BP seeks to suspend the dispersal of money in the Seafood Compensation Programme fund until the matter can be investigated further and money returned if warranted.
“Tens of thousands of Mikal Watts’ ‘clients’ have proved to be phantoms,” Geoff Morrell, BP’s senior vice president for US external affairs, said in a statement.
“BP is not going to stand idly by and allow payments to proceed without first addressing the fraudulent conduct.”
The company has increasingly pushed back against ballooning compensation costs and what it calls evidence of fraud as it seeks to atone for the 2010 blowout, explosion and spill in the Gulf of Mexico, which killed 11 workers and dumped almost 5 million barrels of oil into the sea.
BP has also has sought to modify painstakingly negotiated compensation agreements,to the chagrin of district court judge Carl Barbier, who said the oil company acknowledged that some fraud could occur and signed on to the agreements anyway.
Federal judge Carl Barbier upheld the original compensation formula, but earlier this month an appeals court ruled in a 2-1 panel vote that the District Court was wrong to do so.
BP originally projected that the settlement would cost around $7.8 billion while this summer upping its estimate to $9.6 billion.
According to BP, about $1 billion has been paid out of the Seafood Compensation Programme fund so far.

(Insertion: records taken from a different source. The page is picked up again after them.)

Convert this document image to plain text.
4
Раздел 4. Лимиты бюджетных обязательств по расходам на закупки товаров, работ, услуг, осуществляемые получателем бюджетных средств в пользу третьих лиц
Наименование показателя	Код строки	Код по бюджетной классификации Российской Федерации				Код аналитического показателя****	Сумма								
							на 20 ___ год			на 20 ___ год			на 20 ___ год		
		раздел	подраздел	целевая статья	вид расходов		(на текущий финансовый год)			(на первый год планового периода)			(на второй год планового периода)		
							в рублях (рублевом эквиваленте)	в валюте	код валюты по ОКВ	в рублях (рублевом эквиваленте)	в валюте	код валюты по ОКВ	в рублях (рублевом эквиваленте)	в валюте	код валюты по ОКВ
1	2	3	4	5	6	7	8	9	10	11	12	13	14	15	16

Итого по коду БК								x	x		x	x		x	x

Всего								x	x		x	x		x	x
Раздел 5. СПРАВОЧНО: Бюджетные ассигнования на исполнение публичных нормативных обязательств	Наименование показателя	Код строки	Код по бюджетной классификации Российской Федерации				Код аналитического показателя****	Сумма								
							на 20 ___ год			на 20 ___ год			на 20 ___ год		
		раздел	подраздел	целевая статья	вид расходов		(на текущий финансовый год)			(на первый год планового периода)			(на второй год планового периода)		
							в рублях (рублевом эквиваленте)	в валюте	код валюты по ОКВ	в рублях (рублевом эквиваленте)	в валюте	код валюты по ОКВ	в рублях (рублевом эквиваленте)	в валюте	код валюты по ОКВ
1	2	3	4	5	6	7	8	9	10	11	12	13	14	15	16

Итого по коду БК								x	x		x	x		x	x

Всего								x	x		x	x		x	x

Watts has filed 648 claims for individual crew members, of which 40% listed Social Security numbers belonging to another living person, while 5% belonged to a dead person. About 13% were “dummy” numbers or incomplete.
Of the claims, only eight were deemed eligible and 17 still pending, according to BP.
Earlier this month BP alleged that court-appointed judge Patrick Juneau approved a $173,000 payment to an escort service under the claims programme.